KLM, which offers air cargo as well as passenger services, has a licence from AAI for using the cargo space in Mumbai. The airline has outsourced the cargo booking and handling services to an Indian company, CSI, on a commission basis.
Being a Dutch company, KLM is liable to pay tax in the Netherlands for the income it generated in India from its airline operations, including air cargo transportation.
However, the income tax authorities disputed a certain part of its revenue generated from India as income from other sources, a category of income taxable in India. The department argued that the rent payable to AAI by KLM was adjusted while making payment to CSI. The department held that this part of payment is income from other sources. The adjusted amount was treated by the department as income liable to be taxed in India under Article 6 of the DTAA between India and the Netherlands.

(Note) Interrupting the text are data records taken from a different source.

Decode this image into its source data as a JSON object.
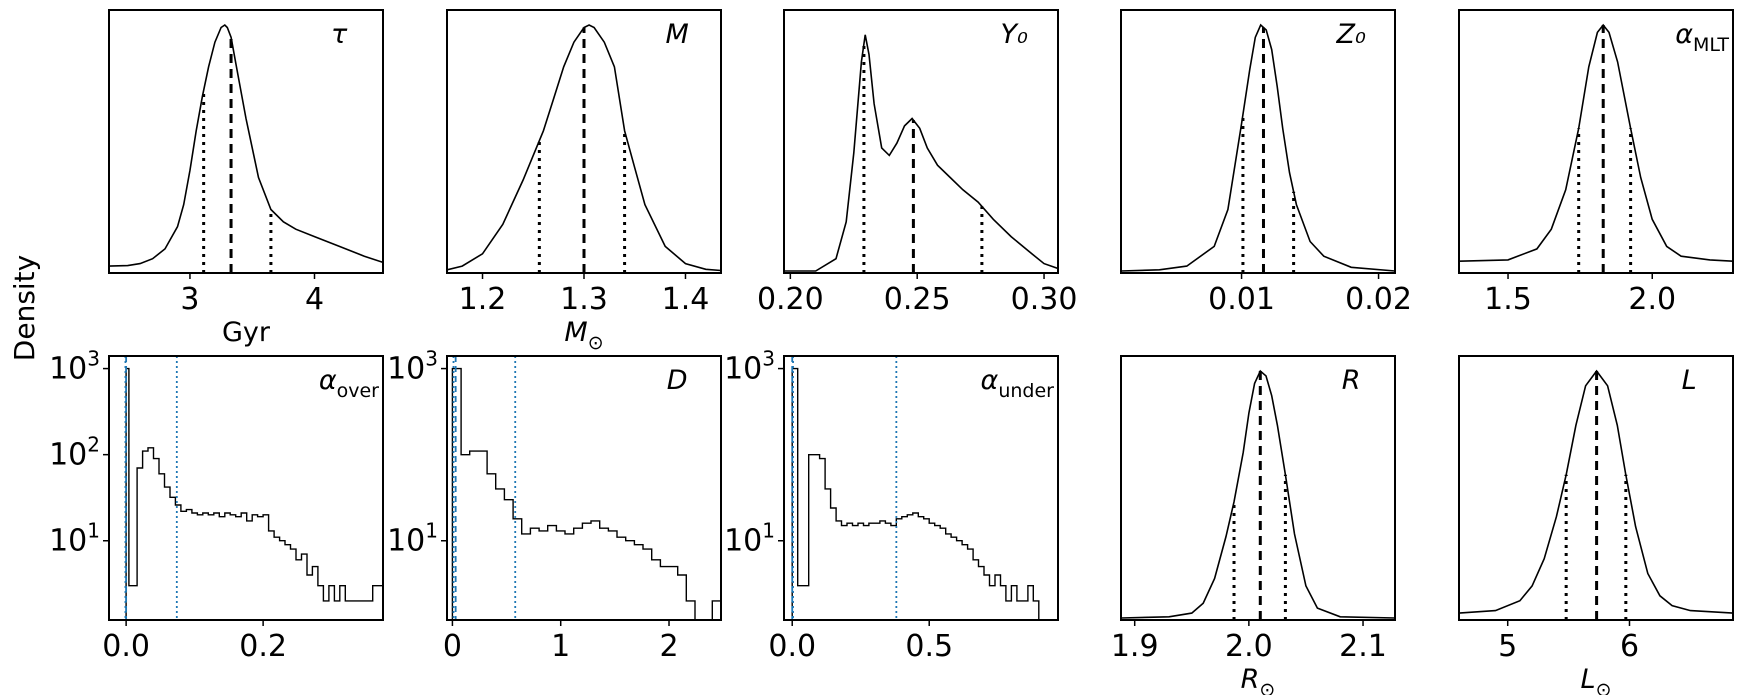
{
  "figure": {
    "ylabel": "Density"
  },
  "chart_data": [
    {
      "type": "line",
      "title": "τ",
      "xlabel": "Gyr",
      "xlim": [
        2.35,
        4.55
      ],
      "xticks": [
        3,
        4
      ],
      "median": 3.33,
      "bounds": [
        3.11,
        3.65
      ],
      "x": [
        2.35,
        2.5,
        2.6,
        2.7,
        2.8,
        2.9,
        2.95,
        3.0,
        3.05,
        3.1,
        3.15,
        3.2,
        3.25,
        3.28,
        3.3,
        3.33,
        3.37,
        3.45,
        3.55,
        3.65,
        3.75,
        3.85,
        4.0,
        4.2,
        4.4,
        4.55
      ],
      "y": [
        0.02,
        0.022,
        0.03,
        0.05,
        0.09,
        0.18,
        0.27,
        0.41,
        0.57,
        0.71,
        0.83,
        0.93,
        0.99,
        1.0,
        0.99,
        0.95,
        0.84,
        0.62,
        0.38,
        0.25,
        0.2,
        0.17,
        0.14,
        0.1,
        0.06,
        0.035
      ]
    },
    {
      "type": "line",
      "title": "M",
      "xlabel": "M_⊙",
      "xlim": [
        1.165,
        1.435
      ],
      "xticks": [
        1.2,
        1.3,
        1.4
      ],
      "median": 1.3,
      "bounds": [
        1.256,
        1.34
      ],
      "x": [
        1.165,
        1.18,
        1.2,
        1.22,
        1.24,
        1.26,
        1.27,
        1.28,
        1.29,
        1.3,
        1.305,
        1.31,
        1.32,
        1.33,
        1.34,
        1.35,
        1.36,
        1.38,
        1.4,
        1.42,
        1.435
      ],
      "y": [
        0.005,
        0.02,
        0.07,
        0.19,
        0.37,
        0.57,
        0.7,
        0.83,
        0.93,
        0.99,
        1.0,
        0.99,
        0.93,
        0.83,
        0.57,
        0.42,
        0.27,
        0.1,
        0.03,
        0.007,
        0.002
      ]
    },
    {
      "type": "line",
      "title": "Y₀",
      "xlabel": "",
      "xlim": [
        0.1975,
        0.3055
      ],
      "xticks": [
        0.2,
        0.25,
        0.3
      ],
      "median": 0.2485,
      "bounds": [
        0.229,
        0.2755
      ],
      "x": [
        0.1975,
        0.21,
        0.218,
        0.222,
        0.225,
        0.228,
        0.2295,
        0.231,
        0.233,
        0.236,
        0.239,
        0.242,
        0.245,
        0.248,
        0.251,
        0.254,
        0.258,
        0.263,
        0.268,
        0.274,
        0.28,
        0.287,
        0.294,
        0.3,
        0.3055
      ],
      "y": [
        0.0,
        0.0,
        0.05,
        0.2,
        0.48,
        0.85,
        0.96,
        0.88,
        0.68,
        0.5,
        0.47,
        0.52,
        0.59,
        0.62,
        0.58,
        0.5,
        0.43,
        0.38,
        0.33,
        0.28,
        0.21,
        0.14,
        0.08,
        0.03,
        0.01
      ]
    },
    {
      "type": "line",
      "title": "Z₀",
      "xlabel": "",
      "xlim": [
        0.0012,
        0.0212
      ],
      "xticks": [
        0.01,
        0.02
      ],
      "median": 0.0116,
      "bounds": [
        0.0101,
        0.0138
      ],
      "x": [
        0.0012,
        0.004,
        0.006,
        0.008,
        0.009,
        0.01,
        0.0106,
        0.011,
        0.0114,
        0.0118,
        0.0122,
        0.0126,
        0.013,
        0.0135,
        0.014,
        0.015,
        0.016,
        0.018,
        0.0212
      ],
      "y": [
        0.0,
        0.005,
        0.02,
        0.1,
        0.25,
        0.6,
        0.82,
        0.95,
        1.0,
        0.98,
        0.9,
        0.75,
        0.58,
        0.4,
        0.27,
        0.12,
        0.06,
        0.015,
        0.0
      ]
    },
    {
      "type": "line",
      "title": "α_MLT",
      "xlabel": "",
      "xlim": [
        1.33,
        2.28
      ],
      "xticks": [
        1.5,
        2.0
      ],
      "median": 1.83,
      "bounds": [
        1.745,
        1.925
      ],
      "x": [
        1.33,
        1.5,
        1.6,
        1.65,
        1.7,
        1.745,
        1.78,
        1.81,
        1.83,
        1.85,
        1.88,
        1.925,
        1.96,
        2.0,
        2.05,
        2.1,
        2.2,
        2.28
      ],
      "y": [
        0.04,
        0.045,
        0.09,
        0.17,
        0.33,
        0.58,
        0.83,
        0.97,
        1.0,
        0.97,
        0.85,
        0.58,
        0.38,
        0.21,
        0.1,
        0.06,
        0.045,
        0.04
      ]
    },
    {
      "type": "bar",
      "title": "α_over",
      "xlabel": "",
      "yscale": "log",
      "yticks": [
        10,
        100,
        1000
      ],
      "xlim": [
        -0.025,
        0.375
      ],
      "xticks": [
        0.0,
        0.2
      ],
      "median": 0.0,
      "bounds": [
        -0.001,
        0.074
      ],
      "bin_edges": [
        0.0,
        0.004,
        0.008,
        0.016,
        0.024,
        0.032,
        0.04,
        0.048,
        0.056,
        0.064,
        0.072,
        0.08,
        0.088,
        0.096,
        0.104,
        0.112,
        0.12,
        0.128,
        0.136,
        0.144,
        0.152,
        0.16,
        0.168,
        0.176,
        0.184,
        0.192,
        0.2,
        0.208,
        0.216,
        0.224,
        0.232,
        0.24,
        0.248,
        0.256,
        0.264,
        0.272,
        0.28,
        0.288,
        0.296,
        0.304,
        0.312,
        0.32,
        0.328,
        0.336,
        0.344,
        0.352,
        0.36,
        0.375
      ],
      "values": [
        1000,
        3,
        3,
        70,
        110,
        120,
        90,
        60,
        42,
        32,
        26,
        22,
        23,
        21,
        20,
        21,
        20,
        21,
        19,
        21,
        20,
        19,
        21,
        17,
        20,
        19,
        20,
        13,
        11,
        10,
        9,
        8,
        6,
        7,
        4,
        5,
        3,
        2,
        3,
        2,
        3,
        2,
        2,
        2,
        2,
        2,
        3
      ]
    },
    {
      "type": "bar",
      "title": "D",
      "xlabel": "",
      "yscale": "log",
      "yticks": [
        10,
        1000
      ],
      "xlim": [
        -0.05,
        2.48
      ],
      "xticks": [
        0,
        1,
        2
      ],
      "median": 0.03,
      "bounds": [
        0.01,
        0.58
      ],
      "bin_edges": [
        0.0,
        0.08,
        0.16,
        0.24,
        0.32,
        0.4,
        0.48,
        0.56,
        0.64,
        0.72,
        0.8,
        0.88,
        0.96,
        1.04,
        1.12,
        1.2,
        1.28,
        1.36,
        1.44,
        1.52,
        1.6,
        1.68,
        1.76,
        1.84,
        1.92,
        2.0,
        2.08,
        2.16,
        2.24,
        2.32,
        2.4,
        2.48
      ],
      "values": [
        1000,
        100,
        110,
        110,
        60,
        40,
        30,
        18,
        12,
        14,
        13,
        15,
        13,
        12,
        14,
        16,
        17,
        14,
        13,
        11,
        10,
        9,
        8,
        6,
        5,
        5,
        4,
        2,
        1,
        1,
        2
      ]
    },
    {
      "type": "bar",
      "title": "α_under",
      "xlabel": "",
      "yscale": "log",
      "yticks": [
        10,
        1000
      ],
      "xlim": [
        -0.03,
        0.97
      ],
      "xticks": [
        0.0,
        0.5
      ],
      "median": 0.0,
      "bounds": [
        0.003,
        0.38
      ],
      "bin_edges": [
        0.0,
        0.02,
        0.04,
        0.06,
        0.08,
        0.1,
        0.12,
        0.14,
        0.16,
        0.18,
        0.2,
        0.22,
        0.24,
        0.26,
        0.28,
        0.3,
        0.32,
        0.34,
        0.36,
        0.38,
        0.4,
        0.42,
        0.44,
        0.46,
        0.48,
        0.5,
        0.52,
        0.54,
        0.56,
        0.58,
        0.6,
        0.62,
        0.64,
        0.66,
        0.68,
        0.7,
        0.72,
        0.74,
        0.76,
        0.78,
        0.8,
        0.82,
        0.84,
        0.86,
        0.88,
        0.9,
        0.92,
        0.97
      ],
      "values": [
        1000,
        3,
        3,
        100,
        100,
        90,
        40,
        24,
        17,
        15,
        16,
        15,
        16,
        15,
        16,
        16,
        17,
        16,
        15,
        18,
        19,
        20,
        21,
        19,
        18,
        16,
        15,
        14,
        12,
        11,
        10,
        9,
        8,
        6,
        5,
        4,
        3,
        4,
        3,
        2,
        3,
        2,
        2,
        3,
        2,
        1,
        1
      ]
    },
    {
      "type": "line",
      "title": "R",
      "xlabel": "R_⊙",
      "xlim": [
        1.888,
        2.128
      ],
      "xticks": [
        1.9,
        2.0,
        2.1
      ],
      "median": 2.01,
      "bounds": [
        1.987,
        2.032
      ],
      "x": [
        1.888,
        1.93,
        1.95,
        1.96,
        1.97,
        1.98,
        1.987,
        1.995,
        2.0,
        2.005,
        2.01,
        2.015,
        2.02,
        2.025,
        2.032,
        2.04,
        2.05,
        2.06,
        2.08,
        2.128
      ],
      "y": [
        0.0,
        0.005,
        0.02,
        0.06,
        0.16,
        0.33,
        0.47,
        0.67,
        0.83,
        0.95,
        1.0,
        0.98,
        0.9,
        0.78,
        0.58,
        0.34,
        0.13,
        0.04,
        0.005,
        0.0
      ]
    },
    {
      "type": "line",
      "title": "L",
      "xlabel": "L_⊙",
      "xlim": [
        4.6,
        6.85
      ],
      "xticks": [
        5,
        6
      ],
      "median": 5.73,
      "bounds": [
        5.48,
        5.97
      ],
      "x": [
        4.6,
        4.9,
        5.1,
        5.2,
        5.3,
        5.4,
        5.48,
        5.56,
        5.64,
        5.73,
        5.82,
        5.9,
        5.97,
        6.05,
        6.15,
        6.25,
        6.35,
        6.5,
        6.85
      ],
      "y": [
        0.02,
        0.03,
        0.07,
        0.13,
        0.24,
        0.41,
        0.58,
        0.78,
        0.94,
        1.0,
        0.94,
        0.78,
        0.58,
        0.37,
        0.18,
        0.09,
        0.05,
        0.03,
        0.02
      ]
    }
  ]
}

The departments contention was upheld by the commissioner (appeal), the first appellate authority on tax matters. However, the Income Tax Appellate Tribunal (ITAT) held that such rent adjustments were invariably linked to its cargo handling business for which licence was issued, and therefore, such rent adjustments could not be treated as income from other sources.
The ITAT also accepted the contention of KLM that even if the recovery of rent was to be treated as income from other sources, since an identical amount was paid to the AAI, the same would be offset against each other because there was a direct nexus between the receipt and the payment.
The Delhi High Court upheld the decision of the tribunal and dismissed the appeal filed by the income tax department against the tribunal order.